About Anthropic
- Anthropic’s mission is to create reliable, interpretable, and steerable AI systems. We want AI to be safe and beneficial for our users and for society as a whole. Our team is a quickly growing group of committed researchers, engineers, policy experts, and business leaders working together to build beneficial AI systems.
About the role
- Data Infrastructure designs, operates, and scales secure, privacy-respecting systems that power data-driven decisions across Anthropic. Our mission is to provide data processing, storage, and access that are trusted, fast, and easy to use.
- We're looking for infrastructure engineers who thrive working at the intersection of data systems, security, and scalability. You'll tackle diverse challenges ranging from building financial reporting pipelines to architecting access control systems to ensuring cloud storage reliability.
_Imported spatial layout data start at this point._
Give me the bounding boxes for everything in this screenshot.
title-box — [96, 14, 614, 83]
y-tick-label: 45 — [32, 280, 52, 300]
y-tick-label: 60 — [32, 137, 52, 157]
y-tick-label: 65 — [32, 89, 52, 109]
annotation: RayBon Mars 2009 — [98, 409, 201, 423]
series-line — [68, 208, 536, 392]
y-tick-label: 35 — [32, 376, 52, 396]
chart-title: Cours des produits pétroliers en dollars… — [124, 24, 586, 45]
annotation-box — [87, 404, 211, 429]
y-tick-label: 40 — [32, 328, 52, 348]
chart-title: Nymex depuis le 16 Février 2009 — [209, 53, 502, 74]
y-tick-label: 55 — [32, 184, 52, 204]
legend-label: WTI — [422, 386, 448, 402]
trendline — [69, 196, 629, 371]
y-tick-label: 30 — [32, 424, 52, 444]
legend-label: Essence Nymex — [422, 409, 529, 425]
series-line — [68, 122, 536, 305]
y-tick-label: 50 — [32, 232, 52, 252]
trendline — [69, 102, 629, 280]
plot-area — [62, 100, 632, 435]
This role offers the opportunity to work directly with data scientists, analysts, and business stakeholders while diving deep into cloud infrastructure primitives.
Responsibilities
- Within Data Infra, you may be matched to critical business areas including:
- Data Governance & Access Control: Design and implement robust access control systems ensuring only authorized users can access sensitive data. Build infrastructure for permission management, audit logging, and compliance requirements. Work on IAM policies, ACLs, and security controls that scale across thousands of users and systems.
- Financial Data Infrastructure: Build and maintain data pipelines and warehouses powering business-critical reporting. Ensure data integrity, accuracy, and availability for complex financial systems, including third party revenue ingestion pipelines; manage the external relationships as needed to drive upstream dependencies. Own the reliability of systems processing revenue, usage, and business metrics.
- Cloud Storage & Reliability: Architect disaster recovery, backup, and replication systems for petabyte-scale data. Ensure high availability and durability of data stored in cloud object storage (GCS, S3). Build systems that protect against data loss and enable rapid recovery.
- Data Platform & Tooling: Scale data processing infrastructure using technologies like BigQuery, BigTable, Airflow, dbt, and Spark. Optimize query performance, manage costs, and enable self-service analytics across the organization.
You might be a good fit if you
- Have 6+ years (not including internships or co-ops) of experience in a Software Engineer role, building data infrastructure, storage systems, or related distributed systems
- Have 1+ years (not including internships or co-ops) of experience leading large scale, complex projects or teams
- Have deep experience with at least one of:
- Strong proficiency in programming languages like Python, Go, Java, or similar
- Experience with infrastructure-as-code (Terraform, Pulumi) and cloud platforms (GCP, AWS)
- Can navigate complex technical tradeoffs between performance, cost, security, and maintainability
- Have excellent collaboration skills - you work well with both technical and non-technical stakeholders
- Are comfortable with ambiguity and can independently scope and drive large projects
Strong candidates may also have
- Experience with security and compliance requirements (ITGC, GDPR, financial controls)
- Background in data warehousing, ETL/ELT pipelines, or analytics infrastructure
- Experience with Kubernetes, containerization, and cloud-native architectures
- Track record of improving data reliability, availability, or cost efficiency at scale
- Knowledge of column-oriented databases, OLAP systems, or big data processing frameworks
- Experience working in fintech, financial services, or highly regulated environments
- Security engineering background with focus on data protection and access controls
Technologies We Use
- Data: BigQuery, BigTable, Airflow, Cloud Composer, dbt, Spark, Segment, Fivetran
- Storage: GCS, S3
- Infrastructure: Terraform, Kubernetes, GCP, AWS
- Languages: Python, Go, SQL
Deadline to apply: None. Applications will be reviewed on a rolling basis.
- The annual compensation range for this role is listed below.
- For sales roles, the range provided is the role’s On Target Earnings ("OTE") range, meaning that the range includes both the sales commissions/sales bonuses target and annual base salary for the role.
How we're different
- We believe that the highest-impact AI research will be big science. At Anthropic we work as a single cohesive team on just a few large-scale research efforts. And we value impact — advancing our long-term goals of steerable, trustworthy AI — rather than work on smaller and more specific puzzles. We view AI research as an empirical science, which has as much in common with physics and biology as with traditional efforts in computer science. We're an extremely collaborative group, and we host frequent research discussions to ensure that we are pursuing the highest-impact work at any given time. As such, we greatly value communication skills.
- The easiest way to understand our research directions is to read our recent research. This research continues many of the directions our team worked on prior to Anthropic, including: GPT-3, Circuit-Based Interpretability, Multimodal Neurons, Scaling Laws, AI & Compute, Concrete Problems in AI Safety, and Learning from Human Preferences.